Foi o que ocorreu com Stephany quando procurou a rede privada, em São Bernardo, cidade da grande São Paulo. “Eu expliquei para a médica todo o meu histórico e ela falou que dava para colocar sim, inclusive ela lamentou e se desculpou pelo que a outra ginecologista tinha me dito”, lembra ela, que está usando o dispositivo há dois meses.

A demanda por métodos não hormonais 

Quando se fala em métodos hormonais de uso contínuo (e não de emergência) disponíveis no SUS, estamos tratando de opções injetáveis trimestrais e mensais, pílula oral de  progestágeno e pílula oral combinada de estrogênio e um progestágeno. Em 2018, o Ministério da Saúde gastou R$ 42,6 milhões na compra desses métodos.

Halana Faria e Jefferson Drezett, professor da Faculdade de Saúde Pública da Universidade de São Paulo e de Saúde Sexual e Reprodutiva da Faculdade de Medicina da Universidade Federal do ABC, fazem o mesmo diagnóstico sobre a demanda por métodos não hormonais: é uma batalha encampada pelas mulheres com mais escolaridade e renda. A preferência por este tipo de contracepção envolve a vontade e necessidade dessas mulheres de compreender melhor o funcionamento de seus corpos, da ovulação e do ciclo menstrual como um todo.

“É uma informação que não chega muito para as pessoas, eu cresci na periferia, consegui fazer o ensino superior por bolsa do ProUni, eu percebo uma discrepância muito grande da informação que eu tenho hoje com a que tinha na época, quando comecei a tomar anticoncepcional hormonal”, observa Stephany. Ela iniciou o uso da pílula aos 15 anos e seguiu com esse método por dez anos.

Halana destaca que o uso do diafragma combinado com a percepção da fertilidade e com o uso da camisinha é uma opção viável para as mulheres que escolhem evitar os métodos hormonais, o problema é a oferta limitada pelo SUS. “Algumas cidades até oferecem na lista de opções disponíveis, mas quando a mulher vai procurar, o profissional não está treinado. O método é considerado arcaico e não existe espaço para este debate nas unidades básicas de saúde”, explica.

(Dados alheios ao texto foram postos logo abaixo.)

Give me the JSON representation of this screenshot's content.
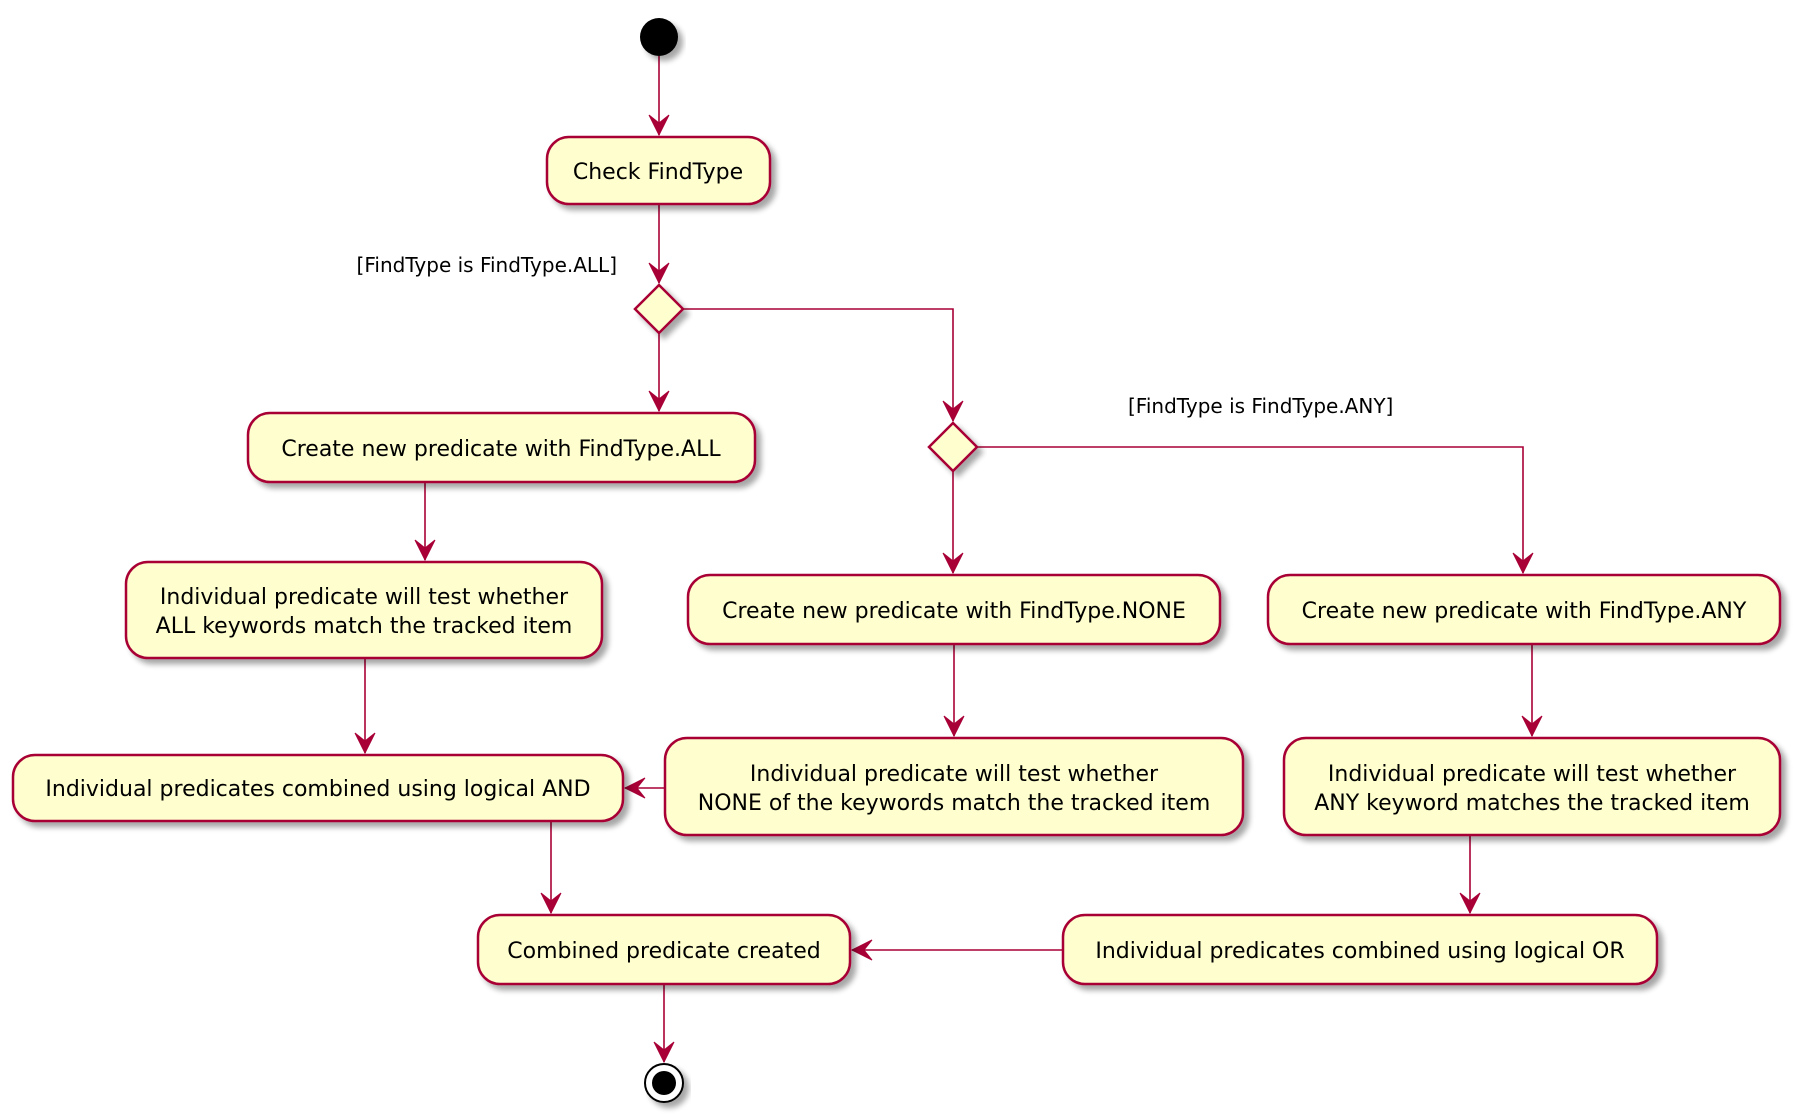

Ela adverte que os espaços disponíveis no SUS para se falar sobre planejamento reprodutivo (como consultas e palestras de planejamento familiar, por exemplo) na prática servem apenas para as mulheres preencherem e assinarem a autorização para a laqueaduratubária.

O segredo da queda da fecundidade no Brasil

A transição demográfica é o processo em que um país passa de um regime com altas taxas de mortalidade e fecundidade/natalidade para outro regime em que ambas as taxas se acomodam em níveis relativamente mais baixos, causando diversos efeitos no perfil da população, como o envelhecimento.

A medição da taxa de fecundidade das mulheres feita pelo IBGE mostra que em 1970, as mulheres tinham em média 5,76 filhos cada uma. No ano 2000, esse número já tinha caído para 2,38 e, em 2015, atingiu 1,72. Tudo isso em apenas 45 anos. Geralmente, a redução da taxa de fecundidade das mulheres é associada ao aumento da escolaridade e renda, mas pouco se fala da introdução em massa de métodos contraceptivos e do aumento do número de laqueaduras.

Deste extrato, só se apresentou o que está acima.